No doubt this is in part why, as I am writing, it has just been announced that 63% of doctors in the UK have voted against a motion for the BMA to abandon its traditional opposition to assisted dying. The Netherlands is a salutary example, because increasingly, its elderly patients have had to take to wearing badges saying, 'Doctor, please don’t kill me.' Even here in the UK, I am regularly asked if I would like 'Do Not Resuscitate' written on my healthy, young, disabled daughter’s medical notes, something no one ever asks about her non-disabled sisters.  (If you haven’t already signed my petition against this, you can do so here.)

I am not seeking to diminish the intense grief of someone who has led an active life and suddenly becomes disabled. And I know at first hand the grief of a parent whose child becomes disabled – enormous enough when it happens, as in my daughter’s case, at only 9 weeks old, and probably heightened all the more when the child has led an active, athletic life before becoming disabled. But that is only the beginning of a long story, and this film tries to make it the end.

When I was a teacher euthanasia was one of the topics I had to teach. I used to show my classes a Channel 4 documentary about the battle of Diane Pretty to have a suicide lawfully assisted by her husband – a battle which went all the way to the European Court of Human Rights and was defeated at every stage by wise judges who could see, far more than this poor woman who was being manipulated by a pro-euthanasia organisation for its own ends, the far-reaching, unintended consequences that such a ruling would have.

I used to point out to my classes the many fallacies in the documentary – for example, when the care staff performed for the camera a soiled pad change and the narrator explained how terrible it was to have lost all human dignity in this way, I explained to my students that for many years I’ve had carers coming in to assist with this task for someone I care for, and we all make light of it and carry it out with cheerfulness and humour.

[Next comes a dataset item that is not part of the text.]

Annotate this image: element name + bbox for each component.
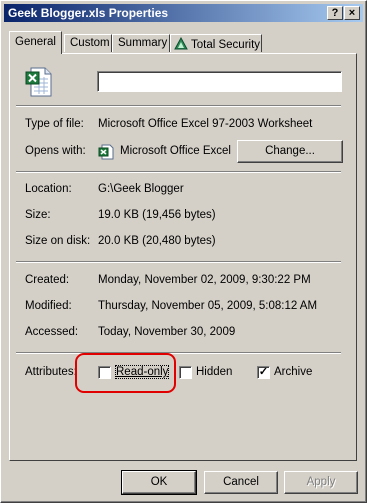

The sense of loss of dignity is not a fact but an attitude, and one that, in Diane Pretty’s case, was being stoked up to the maximum by a disingenuous organisation campaigning for euthanasia. Shockingly, her mother said, “If it was an animal, you would have it put down” – but the point was that Diane Pretty was not an animal but a precious human being whose life was greatly enriched by the faithful love of a devoted husband and family.

Some things in the film Me Before You are just plain silly – when Louise peels back Will’s bed sheets, it reveals an improbably muscular torso and arms for someone who has been a quadriplegic for two years.  Miraculously, Will’s bodily functions suspend themselves unless his male carer is present, so the love of his life never has to deal with a bag of urine or a soiled pad. And, having repeatedly nursed my own quadriparetic daughter through many a bout of pneumonia, to see him lying in hospital, at death’s door from pneumonia, his skin a rudely healthy pink, made me want to laugh out loud, and underlined the fact that this is a film made by non-disabled people, for non-disabled people, both of whom have no idea of the real magnitude of the problems presented by severe disability, nor of the heights of triumph of which the human spirit is capable.

As Christians we have to counter this terrible message that disabled lives are disposable. We have to affirm to our disabled friends and loved ones that their lives are significant, worthwhile and treasured. And perhaps we should be pointing out to friends who go to see this film that if someone is suicidal, he isn’t suffering from disability, he’s suffering from depression, and the solution is not to kill him, but to treat his mental health.

If you want to see an antidote to the terrible message of this film, why not take a look at Through the Roof’s video See The Possibility, and if you like its message, you could share it via social media so people can see that Me Before You doesn’t have the last word.